Ive has a couple St. Croix rods and love them But it doesn’t look like they make one. 

Looking for recommendations.


----------



## Mr Burgundy (Nov 19, 2009)

Look at Loomis e6x, I would bet they have one


----------



## mjh4 (Feb 2, 2018)

I have a couple 2pc 7ft fenwick rods that I use quite often and really like.
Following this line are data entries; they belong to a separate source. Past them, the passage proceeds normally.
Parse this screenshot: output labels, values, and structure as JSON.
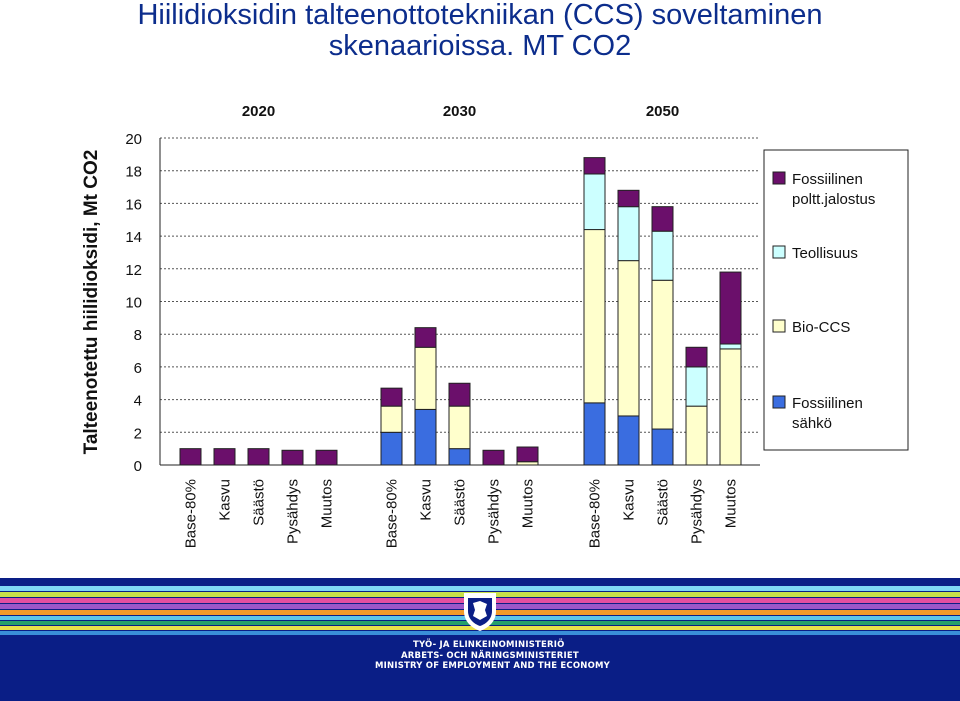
{
  "slide": {
    "title_line1": "Hiilidioksidin talteenottotekniikan (CCS) soveltaminen",
    "title_line2": "skenaarioissa. MT CO2"
  },
  "chart_data": {
    "type": "bar",
    "stacked": true,
    "ylabel": "Talteenotettu hiilidioksidi, Mt CO2",
    "ylim": [
      0,
      20
    ],
    "yticks": [
      0,
      2,
      4,
      6,
      8,
      10,
      12,
      14,
      16,
      18,
      20
    ],
    "grid": true,
    "legend_position": "right",
    "groups": [
      {
        "label": "2020",
        "categories": [
          "Base-80%",
          "Kasvu",
          "Säästö",
          "Pysähdys",
          "Muutos"
        ]
      },
      {
        "label": "2030",
        "categories": [
          "Base-80%",
          "Kasvu",
          "Säästö",
          "Pysähdys",
          "Muutos"
        ]
      },
      {
        "label": "2050",
        "categories": [
          "Base-80%",
          "Kasvu",
          "Säästö",
          "Pysähdys",
          "Muutos"
        ]
      }
    ],
    "series": [
      {
        "name": "Fossiilinen sähkö",
        "color": "#3a6de0",
        "values": [
          [
            0,
            0,
            0,
            0,
            0
          ],
          [
            2.0,
            3.4,
            1.0,
            0,
            0
          ],
          [
            3.8,
            3.0,
            2.2,
            0,
            0
          ]
        ]
      },
      {
        "name": "Bio-CCS",
        "color": "#ffffcc",
        "values": [
          [
            0,
            0,
            0,
            0,
            0
          ],
          [
            1.6,
            3.8,
            2.6,
            0,
            0.2
          ],
          [
            10.6,
            9.5,
            9.1,
            3.6,
            7.1
          ]
        ]
      },
      {
        "name": "Teollisuus",
        "color": "#ccffff",
        "values": [
          [
            0,
            0,
            0,
            0,
            0
          ],
          [
            0,
            0,
            0,
            0,
            0
          ],
          [
            3.4,
            3.3,
            3.0,
            2.4,
            0.3
          ]
        ]
      },
      {
        "name": "Fossiilinen poltt.jalostus",
        "color": "#6b0f6b",
        "values": [
          [
            1.0,
            1.0,
            1.0,
            0.9,
            0.9
          ],
          [
            1.1,
            1.2,
            1.4,
            0.9,
            0.9
          ],
          [
            1.0,
            1.0,
            1.5,
            1.2,
            4.4
          ]
        ]
      }
    ]
  },
  "footer": {
    "ministry_fi": "TYÖ- JA ELINKEINOMINISTERIÖ",
    "ministry_sv": "ARBETS- OCH NÄRINGSMINISTERIET",
    "ministry_en": "MINISTRY OF EMPLOYMENT AND THE ECONOMY"
  }
}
Sent from my iPhone using Michigan Sportsman


----------



## Mr Burgundy (Nov 19, 2009)

Heres a few.


----------



## Mr Burgundy (Nov 19, 2009)

One from st croix in here


----------



## Mr Burgundy (Nov 19, 2009)

Theres some out there,just gotta dig through the different series


----------



## sureshot006 (Sep 8, 2010)

I have a fenwick hmx 6'6" MH that I used pike fishing on fly ins and really like it for that purpose. Never been dissatisfied with any fenwick product actually.


----------



## antlerhunter (Oct 26, 2014)

St. Croix Tidemaster "Travel" rod, 3 pc. 7' MH list for $250.00. Comes with nice travel case too.


----------



## Northernfisher (Jul 29, 2010)

shanny28757 said:


> I’m looking for a rod to take on a fly in float trip this summer. The lake is a primarily a pike lake so I’m looking for a MH rod around 6’6” - 7’ or so.
> 
> Ive has a couple St. Croix rods and love them But it doesn’t look like they make one.
> 
> Looking for recommendations.


My suggestion for you is:
Buy the rod you want - one piece or two. (I prefer one piece) and build a case to carry it. 
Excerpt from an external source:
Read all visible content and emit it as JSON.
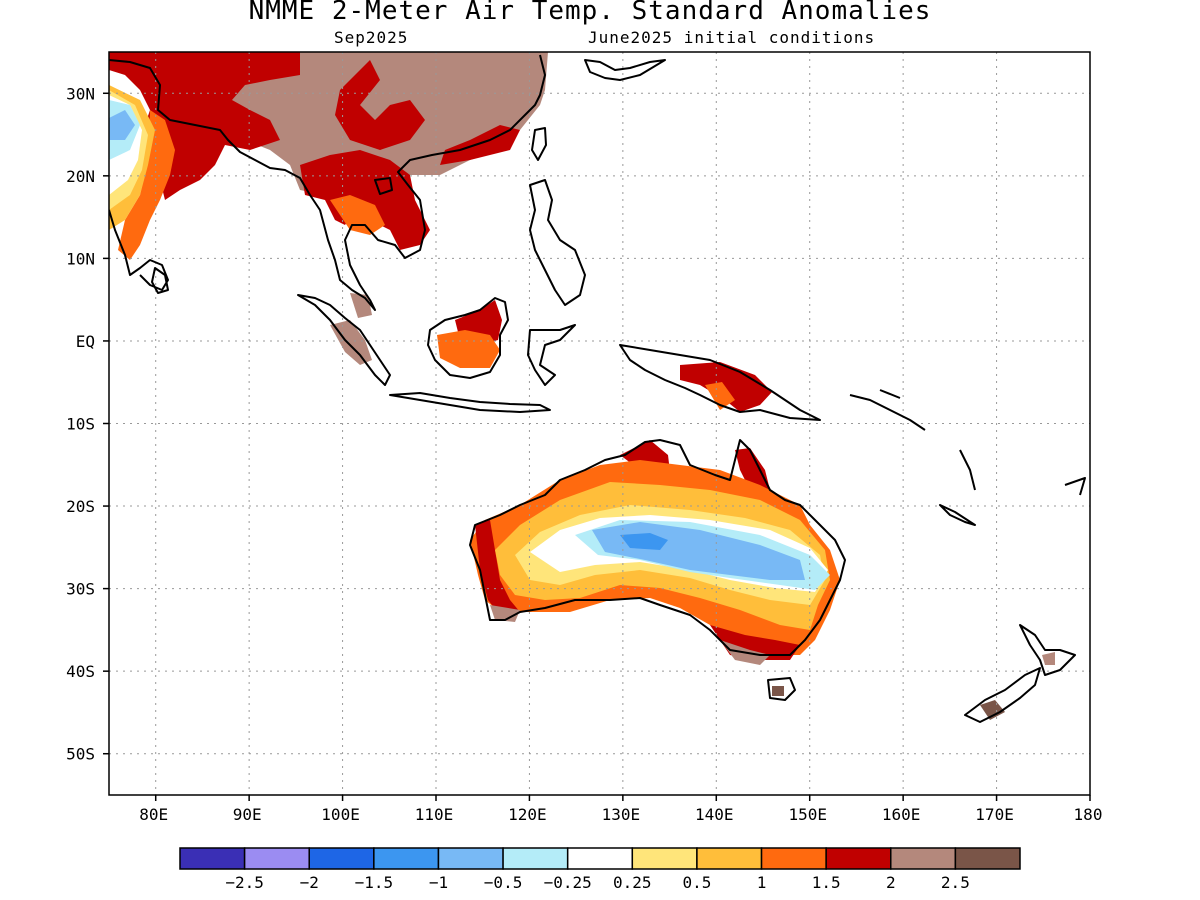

You will be happier in the end. I was sorting through rods just last night and it was amasing how much PVC I have hanging on the wall.

That is just me.

I have a Shimano Teramar I really like for flats fishing. They make a MH version in both 6 1/2 foot and 7 foot.


Shimano TMC-M70MH Teramar Inshore Southeast Casting Rod

If you do not have a local dealer - Tackledirect sells them.


----------



## Mr Burgundy (Nov 19, 2009)

More than enough info for ya!


----------



## MSUICEMAN (Jan 9, 2002)

have 3pc 7' and 7'6" Ardito spinning rods that are pretty nice for the money. come with case.


----------



## tincanary (Jul 23, 2018)

Berkley Lightning MH in 7' is a nice rod. I have the casting variant and use it for pike primarily. With an Abu 5500 C3, it makes for a pretty stout combo.


----------



## Mr Burgundy (Nov 19, 2009)

No reply or update on decision?


----------



## shanny28757 (Feb 11, 2006)

Ultimately I would prefer 1 piece and building a custom tube is a great idea. but it’s a fair bit of hassle when traveling and flying on float planes. I’ll probably procrastinate for a while until crunch time before the trip. 
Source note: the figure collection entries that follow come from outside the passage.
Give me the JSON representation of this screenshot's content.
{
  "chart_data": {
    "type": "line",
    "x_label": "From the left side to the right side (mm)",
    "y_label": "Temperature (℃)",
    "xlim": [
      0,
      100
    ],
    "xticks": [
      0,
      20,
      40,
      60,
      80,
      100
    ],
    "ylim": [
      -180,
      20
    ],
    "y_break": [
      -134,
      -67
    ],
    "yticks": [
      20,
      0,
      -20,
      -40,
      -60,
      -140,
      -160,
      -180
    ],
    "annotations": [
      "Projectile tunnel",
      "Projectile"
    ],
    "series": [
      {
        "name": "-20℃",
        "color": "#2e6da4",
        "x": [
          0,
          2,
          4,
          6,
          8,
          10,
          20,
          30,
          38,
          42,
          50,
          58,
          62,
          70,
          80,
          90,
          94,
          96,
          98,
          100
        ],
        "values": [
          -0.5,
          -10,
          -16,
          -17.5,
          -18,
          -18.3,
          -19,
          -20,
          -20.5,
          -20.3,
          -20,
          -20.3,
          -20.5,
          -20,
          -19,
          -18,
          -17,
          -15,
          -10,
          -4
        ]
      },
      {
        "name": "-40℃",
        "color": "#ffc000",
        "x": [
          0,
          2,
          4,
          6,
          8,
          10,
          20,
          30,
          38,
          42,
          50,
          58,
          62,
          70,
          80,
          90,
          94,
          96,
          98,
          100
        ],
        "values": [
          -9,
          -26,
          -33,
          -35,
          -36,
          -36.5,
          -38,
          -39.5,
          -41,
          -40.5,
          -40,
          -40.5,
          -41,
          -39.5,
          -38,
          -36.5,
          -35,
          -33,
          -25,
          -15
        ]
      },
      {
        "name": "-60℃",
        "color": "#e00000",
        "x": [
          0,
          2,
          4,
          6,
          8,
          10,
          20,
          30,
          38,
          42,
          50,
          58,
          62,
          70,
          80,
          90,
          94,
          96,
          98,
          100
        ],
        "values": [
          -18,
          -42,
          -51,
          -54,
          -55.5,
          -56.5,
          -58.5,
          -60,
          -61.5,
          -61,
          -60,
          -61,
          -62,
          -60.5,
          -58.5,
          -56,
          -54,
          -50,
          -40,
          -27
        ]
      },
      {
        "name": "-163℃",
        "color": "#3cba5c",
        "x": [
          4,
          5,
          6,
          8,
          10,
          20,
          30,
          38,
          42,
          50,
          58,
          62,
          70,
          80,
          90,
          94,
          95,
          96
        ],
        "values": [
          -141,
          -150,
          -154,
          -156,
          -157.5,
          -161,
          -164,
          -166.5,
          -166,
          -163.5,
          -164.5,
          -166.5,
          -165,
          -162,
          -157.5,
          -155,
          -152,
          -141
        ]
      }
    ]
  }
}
Still need some time to let the weigh the options and see if I can handle a few of these before I buy.


----------



## sureshot006 (Sep 8, 2010)

What's your price range anyway? Would help a lot.


----------



## Northernfisher (Jul 29, 2010)

shanny28757 said:


> Ultimately I would prefer 1 piece and building a custom tube is a great idea. but it’s a fair bit of hassle when traveling and flying on float planes. I’ll probably procrastinate for a while until crunch time before the trip.
> 
> Still need some time to let the weigh the options and see if I can handle a few of these before I buy.


I have never had an issue with a PVC tube on a float plane. Tubes are easy to make. 

Pick the sizes PVC you need to fit the guides, cut to length, glue screw-on end caps on* both* ends and you are done. If you build it big enough, you can use it for multiple rods. Bubble wrap is a good idea with multiple rods.

I suggest you use schedule 40 pipe.


----------



## Running Seif (Oct 23, 2017)

I made a Rod tube out of PVC this last summer for a camping trip and it worked great. Had no issues with damage to any of the rods and I didn't even wrap them. Next time I have rod gloves to put on each rod, but for the time being the tube did its job keeping all the rods protected and unharmed.


----------



## frenchriver1 (Jul 5, 2005)

I wrap my rods up in an old sheet with twisty ties in a pcv tube and they have always made traveling unscathed...

I prefer friction caps and tape versus screw on ends. Might look tacky but you have full slide easy in and out access.


----------



## MiketheElder (Jun 23, 2003)

A pike lake? Ugly Stick all day long. That's just about all we used on fly-in trips.


----------



## antlerhunter (Oct 26, 2014)

So have you bought the new rod for upcoming trip?Just curious what you decided on.


----------